I was instantly sorry I had said it. Just as wrestlers on a mat lie locked, with little apparent movement, yet in the fiercest intensity of prolonged strain, so I felt that something struggled in him. I heard it in his voice, I saw it in the boyish grey-blue eyes that sought mine.

"Don't, please, old fellow," he pleaded anxiously. "If you mean the rot I talked that other night, I apologise now once for all. I've been hoping for months and mon--for a long time, I mean, that I might run across you. You're so magnificently steady. That other place stopped being steady.... This is the place to write that book. I want to write it. I've never wanted anything so much. It would be on _Vicarage_ lines, I suppose, but oh--immensely bigger! Freedom, scope! The _Vicarage_ was well enough in its way, but fussy and niggly and scratchy. I can do this largely, grandly--I _know_ so much more, you see--and as long as I don't take any risks----"

Then, in spite of his own last words, he swung suddenly round, and the youthful grey-blue eyes were all a-sparkle. They sparkled with daring, as if, though a risk was a risk, there was sometimes prudence in taking it. The wicker of his chair began to creak under the working of his hand.

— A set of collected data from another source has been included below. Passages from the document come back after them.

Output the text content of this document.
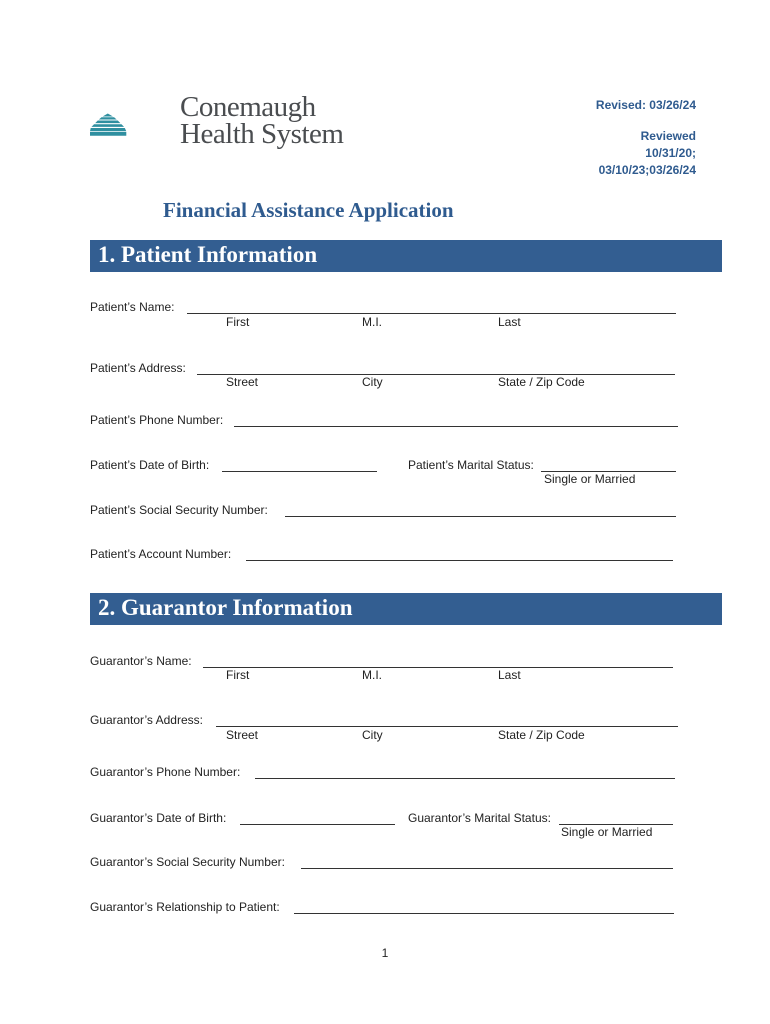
Conemaugh
Health System
Revised: 03/26/24
Reviewed
10/31/20;
03/10/23;03/26/24
Financial Assistance Application
1. Patient Information
Patient’s Name:
First	M.I.	Last
Patient’s Address:
Street	City	State / Zip Code
Patient’s Phone Number:
Patient’s Date of Birth:	Patient’s Marital Status:
Single or Married
Patient’s Social Security Number:
Patient’s Account Number:
2. Guarantor Information
Guarantor’s Name:
First	M.I.	Last
Guarantor’s Address:
Street	City	State / Zip Code
Guarantor’s Phone Number:
Guarantor’s Date of Birth:	Guarantor’s Marital Status:
Single or Married
Guarantor’s Social Security Number:
Guarantor’s Relationship to Patient:
1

"One little talk can't make much difference," he muttered. "Do me good probably--magnificently steady----" Then he flashed brightly round on me--an artist at the height of his power confronting a stupendous and magnificent task.

"You see, don't you, George? You see how I'm placed, don't you?" he demanded.

"Not very clearly."

"Then I'll tell you. I _want_ to write this book. I want to write it as Cheops made his Pyramid, as Moses made his Decalogue--to last for ever.